Recently, Quinn and Jackson acknowledged the contributions and achievements of young African American communications professionals in the world of public relations. The Q&A profiles represented talent in a wide range of industries, including corporate, government, politics, health care, non-profit, entertainment and lifestyle, sports, fashion, beauty, faith-based, and special events. The selections made included PR professionals across the country and were based on the following criteria: top leader in his or her company or profession, influential in their industry and making positive contributions, forward thinkers, inspiring role models and mentors, and active in their communities and beyond.
The Top 25 African American PR Millennials series kicked off with Jackson of the National Black Public Relations Society’s Washington, D.C., Chapter; and continued with Kristal Howard of Kroger; Alex R. Hill II of Humble Hill Public Relations Firm; Imani Pope-Johns of Influplexity; Candice Nicole of Candice Nicole Public Relations; Alonda Thomas then with TV One, now with Howard University; Raven Robinson of PR2Politics; Pierre L.  Canidateof Duke Energy; Syreta J. Oglesby of SJO Public Relations; Brittney Carter McKinnon of B. Carter Solutions, LLC; Jason Hardy of The J. Hardy Agency; Dreena Whitfield of WhitPR; Jenna Boyer of Marriott International; Alexia Baillow then with Ketchum Public Relations, now with MGM National Harbor; Vaughn Alvarez of CR8 Agency; Ashley N. Johnson of ANJPR Consulting, LLC; Allissa Cummings of the NFL Players Association; Marc Banks of the Congressional Black Caucus Foundation, Incorporated; Ashley Simms of FleishmanHillard; Narcisse James of Coffee x Hustle; Brittni L. Brown of The Bee Agency; Ciara Brooks of Brooks PR Solutions; Kevin Williams of 4.0 Public Relations & Marketing; and Nia Rice and Megan Alston of Serene MGMT.

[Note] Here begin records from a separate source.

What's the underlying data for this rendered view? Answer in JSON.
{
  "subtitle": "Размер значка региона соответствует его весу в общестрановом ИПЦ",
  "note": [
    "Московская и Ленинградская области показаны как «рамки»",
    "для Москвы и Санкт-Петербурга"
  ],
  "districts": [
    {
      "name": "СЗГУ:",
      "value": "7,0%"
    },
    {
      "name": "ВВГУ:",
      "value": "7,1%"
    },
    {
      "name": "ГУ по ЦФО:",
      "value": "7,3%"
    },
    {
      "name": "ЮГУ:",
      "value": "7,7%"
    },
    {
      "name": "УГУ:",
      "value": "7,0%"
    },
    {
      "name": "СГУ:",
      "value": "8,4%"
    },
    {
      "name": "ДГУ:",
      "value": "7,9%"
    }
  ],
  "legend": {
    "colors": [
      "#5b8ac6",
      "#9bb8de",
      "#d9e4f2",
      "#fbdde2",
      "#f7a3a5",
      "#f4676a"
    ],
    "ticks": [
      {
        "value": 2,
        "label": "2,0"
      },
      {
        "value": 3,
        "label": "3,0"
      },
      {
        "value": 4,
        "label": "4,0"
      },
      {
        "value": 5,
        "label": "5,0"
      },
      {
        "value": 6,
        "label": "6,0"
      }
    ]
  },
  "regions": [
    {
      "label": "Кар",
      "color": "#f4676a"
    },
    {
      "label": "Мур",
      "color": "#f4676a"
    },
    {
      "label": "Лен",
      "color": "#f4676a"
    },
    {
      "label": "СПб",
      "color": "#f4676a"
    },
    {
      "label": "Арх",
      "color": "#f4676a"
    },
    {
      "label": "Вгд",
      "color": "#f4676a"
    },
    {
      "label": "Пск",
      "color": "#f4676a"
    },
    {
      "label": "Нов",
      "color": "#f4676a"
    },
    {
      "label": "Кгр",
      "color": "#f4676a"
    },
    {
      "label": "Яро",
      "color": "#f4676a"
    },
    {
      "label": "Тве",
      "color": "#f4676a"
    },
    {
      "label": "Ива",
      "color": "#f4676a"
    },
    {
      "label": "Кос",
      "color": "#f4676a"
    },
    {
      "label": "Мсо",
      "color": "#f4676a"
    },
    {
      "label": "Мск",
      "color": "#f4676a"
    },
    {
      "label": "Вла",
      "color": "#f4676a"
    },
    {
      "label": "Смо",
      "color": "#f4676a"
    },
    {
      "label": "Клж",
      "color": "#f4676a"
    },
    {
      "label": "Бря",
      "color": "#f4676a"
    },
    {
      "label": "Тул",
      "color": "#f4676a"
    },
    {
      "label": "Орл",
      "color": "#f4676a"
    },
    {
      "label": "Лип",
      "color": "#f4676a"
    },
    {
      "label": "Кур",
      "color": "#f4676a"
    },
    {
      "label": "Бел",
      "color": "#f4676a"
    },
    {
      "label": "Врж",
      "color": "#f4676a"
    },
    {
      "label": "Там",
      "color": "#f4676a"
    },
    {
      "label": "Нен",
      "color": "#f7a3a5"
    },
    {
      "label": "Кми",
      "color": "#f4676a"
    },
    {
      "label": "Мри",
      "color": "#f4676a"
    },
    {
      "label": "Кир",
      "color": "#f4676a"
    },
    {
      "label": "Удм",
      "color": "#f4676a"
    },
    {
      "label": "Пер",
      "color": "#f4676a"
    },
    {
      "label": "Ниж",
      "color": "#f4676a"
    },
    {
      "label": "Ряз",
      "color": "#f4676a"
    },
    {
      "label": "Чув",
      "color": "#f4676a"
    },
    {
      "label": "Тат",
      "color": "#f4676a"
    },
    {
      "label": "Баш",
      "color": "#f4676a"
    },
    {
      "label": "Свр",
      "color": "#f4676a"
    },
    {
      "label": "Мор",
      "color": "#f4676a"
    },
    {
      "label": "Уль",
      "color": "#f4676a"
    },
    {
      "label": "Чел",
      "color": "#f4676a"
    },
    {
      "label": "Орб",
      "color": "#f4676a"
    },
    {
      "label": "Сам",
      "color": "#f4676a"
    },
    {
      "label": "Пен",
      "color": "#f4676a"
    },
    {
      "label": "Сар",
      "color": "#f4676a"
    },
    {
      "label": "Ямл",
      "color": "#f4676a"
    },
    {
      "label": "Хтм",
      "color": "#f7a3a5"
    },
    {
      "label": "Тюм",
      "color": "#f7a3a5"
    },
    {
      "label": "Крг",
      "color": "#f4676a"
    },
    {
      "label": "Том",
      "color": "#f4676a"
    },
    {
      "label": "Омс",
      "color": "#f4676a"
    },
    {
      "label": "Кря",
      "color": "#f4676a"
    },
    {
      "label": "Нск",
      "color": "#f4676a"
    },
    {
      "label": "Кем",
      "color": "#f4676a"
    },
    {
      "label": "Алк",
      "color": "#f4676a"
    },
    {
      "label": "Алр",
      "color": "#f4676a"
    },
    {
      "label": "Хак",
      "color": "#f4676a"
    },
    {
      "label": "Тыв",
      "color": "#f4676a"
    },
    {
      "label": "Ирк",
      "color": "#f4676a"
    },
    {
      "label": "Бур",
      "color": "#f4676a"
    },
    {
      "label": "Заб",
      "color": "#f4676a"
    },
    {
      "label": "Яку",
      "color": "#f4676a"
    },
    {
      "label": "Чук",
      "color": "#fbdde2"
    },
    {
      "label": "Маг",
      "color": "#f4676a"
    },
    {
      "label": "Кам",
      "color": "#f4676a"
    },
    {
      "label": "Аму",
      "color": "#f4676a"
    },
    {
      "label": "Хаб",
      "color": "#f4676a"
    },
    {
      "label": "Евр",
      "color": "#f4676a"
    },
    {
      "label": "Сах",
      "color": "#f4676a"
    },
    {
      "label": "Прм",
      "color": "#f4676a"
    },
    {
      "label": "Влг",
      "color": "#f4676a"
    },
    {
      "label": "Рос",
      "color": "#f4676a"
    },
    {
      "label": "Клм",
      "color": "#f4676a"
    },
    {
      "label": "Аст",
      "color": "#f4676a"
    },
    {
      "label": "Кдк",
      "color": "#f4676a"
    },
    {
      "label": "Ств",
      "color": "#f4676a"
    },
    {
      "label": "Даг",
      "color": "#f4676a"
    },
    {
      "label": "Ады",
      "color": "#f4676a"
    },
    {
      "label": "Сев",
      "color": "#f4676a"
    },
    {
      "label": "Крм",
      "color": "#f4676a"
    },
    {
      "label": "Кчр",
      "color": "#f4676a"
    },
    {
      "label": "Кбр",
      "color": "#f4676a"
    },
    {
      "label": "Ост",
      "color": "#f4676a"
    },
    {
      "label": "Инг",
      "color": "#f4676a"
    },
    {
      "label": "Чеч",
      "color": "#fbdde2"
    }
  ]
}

Jackson, who selected a majority of the millennials said, “I’m always about finding ways to bring attention to and uplift African American millennials. This series provided that opportunity. I’m happy that we were able to support our community in this way and hopefully by hearing the diverse stories, professionals in all industries will continue to be motivated to trust their journey and be great.”
A career publicist celebrating more than 25 years, Quinn has long supported the efforts of black public relations professionals through the African American Public Relations Collective (AAPRC), a platform she founded in 2001. The AAPRC had more than 1,000 public relations, communications and media specialists. Through that group, the associates networked and shared event information, employment leads, career development resources, vital links to media opportunities, and provided professional support to their peers.
“I have received so many responses from the millennials; who have reiterated how much they have been blessed through the series,” said Quinn. “Many of them have received new clients, projects, job offers and employment, among other opportunities. The truth is the millennials have blessed and inspired me through their talent, hard work, dedication, ambition, intellect and kindness. I’m very proud of them and I know they will go on to become change agents for the world.”